Pétition et comité de soutien : l'aide s'organise pour Loup Bureau, journaliste emprisonné en Turquie

Un texte publié sur la plateforme change.org demande la libération du jeune journaliste indépendant, interpellé à la frontière turco-irakienne le 26 juillet.

Capture écran de la photo de profil Facebook du journaliste français Loup Bureau, incarcéré en Turquie.
Capture écran de la photo de profil Facebook du journaliste français Loup Bureau, incarcéré en Turquie. (FACEBOOK / FRANCEINFO)

"Nous appelons à sa libération immédiate." Dans une pétition en ligne sur le site change.org, les proches de Loup Bureau n'ont qu'une seule demande : que le journaliste indépendant de 26 ans, emprisonné en Turquie depuis la fin juillet, soit relâché. Le texte avait déjà récolté plus de 4 000 signatures lundi en début d'après-midi. Plus de 2 700 personnes ont aussi rejoint le groupe Facebook "Free Loup Turkey-Comité de soutien à Loup Bureau".

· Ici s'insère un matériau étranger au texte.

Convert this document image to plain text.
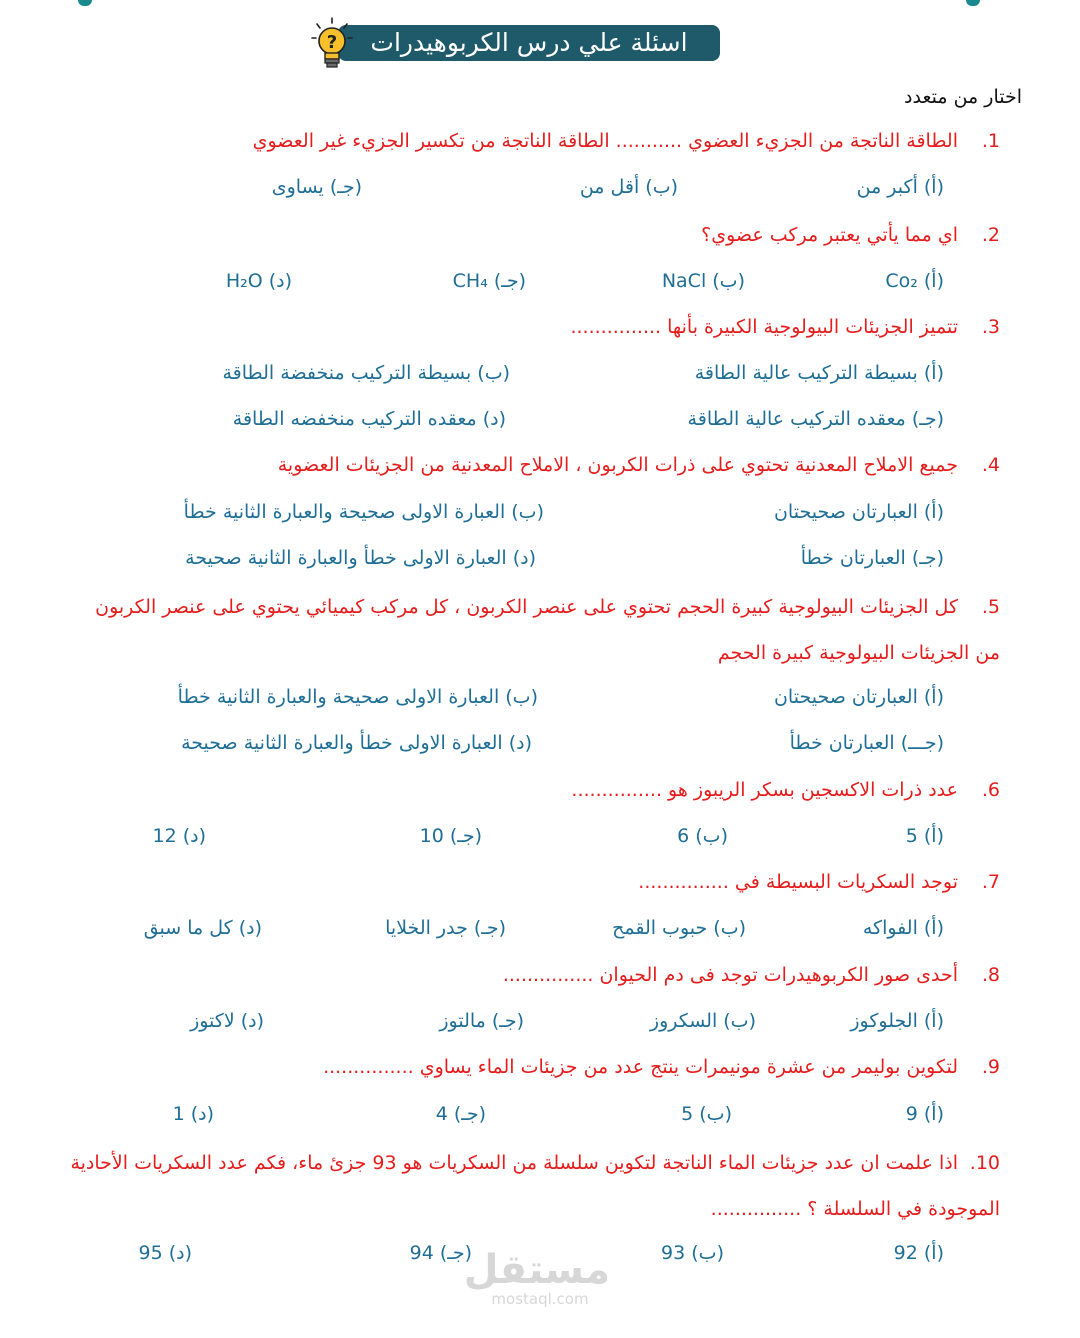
اسئلة علي درس الكربوهيدرات
?
اختار من متعدد
1.الطاقة الناتجة من الجزيء العضوي ........... الطاقة الناتجة من تكسير الجزيء غير العضوي
(أ) أكبر من
(ب) أقل من
(جـ) يساوى
2.اي مما يأتي يعتبر مركب عضوي؟
(أ) Co₂
(ب) NaCl
(جـ) CH₄
(د) H₂O
3.تتميز الجزيئات البيولوجية الكبيرة بأنها ...............
(أ) بسيطة التركيب عالية الطاقة
(ب) بسيطة التركيب منخفضة الطاقة
(جـ) معقده التركيب عالية الطاقة
(د) معقده التركيب منخفضه الطاقة
4.جميع الاملاح المعدنية تحتوي على ذرات الكربون ، الاملاح المعدنية من الجزيئات العضوية
(أ) العبارتان صحيحتان
(ب) العبارة الاولى صحيحة والعبارة الثانية خطأ
(جـ) العبارتان خطأ
(د) العبارة الاولى خطأ والعبارة الثانية صحيحة
5.كل الجزيئات البيولوجية كبيرة الحجم تحتوي على عنصر الكربون ، كل مركب كيميائي يحتوي على عنصر الكربون من الجزيئات البيولوجية كبيرة الحجم
(أ) العبارتان صحيحتان
(ب) العبارة الاولى صحيحة والعبارة الثانية خطأ
(جـــ) العبارتان خطأ
(د) العبارة الاولى خطأ والعبارة الثانية صحيحة
6.عدد ذرات الاكسجين بسكر الريبوز هو ...............
(أ) 5
(ب) 6
(جـ) 10
(د) 12
7.توجد السكريات البسيطة في ...............
(أ) الفواكه
(ب) حبوب القمح
(جـ) جدر الخلايا
(د) كل ما سبق
8.أحدى صور الكربوهيدرات توجد فى دم الحيوان ...............
(أ) الجلوكوز
(ب) السكروز
(جـ) مالتوز
(د) لاكتوز
9.لتكوين بوليمر من عشرة مونيمرات ينتج عدد من جزيئات الماء يساوي ...............
(أ) 9
(ب) 5
(جـ) 4
(د) 1
10.اذا علمت ان عدد جزيئات الماء الناتجة لتكوين سلسلة من السكريات هو 93 جزئ ماء، فكم عدد السكريات الأحادية الموجودة في السلسلة ؟ ...............
(أ) 92
(ب) 93
(جـ) 94
(د) 95	مستقل
mostaql.com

Loup Bureau, qui a notamment collaboré avec les médias TV5 Monde, Arte et Slate, a été interpellé le 26 juillet à la frontière entre l'Irak et la Turquie. Motif ? Un reportage de 2013 sur les combattants kurdes syriens des YPG, les Unités de protection du peuple kurde, un mouvement considéré comme une organisation "terroriste" par Ankara.

"Isolé du reste du monde"

"Mon fils est innocent. (...) J'espère une solution rapide, a témoigné lundi sur RMC le père du journaliste, Loïc Bureau. Il n'a rien fait de spécial, à part faire un reportage avec des photos, un reportage public qui est passé à la télévision française", a-t-il plaidé.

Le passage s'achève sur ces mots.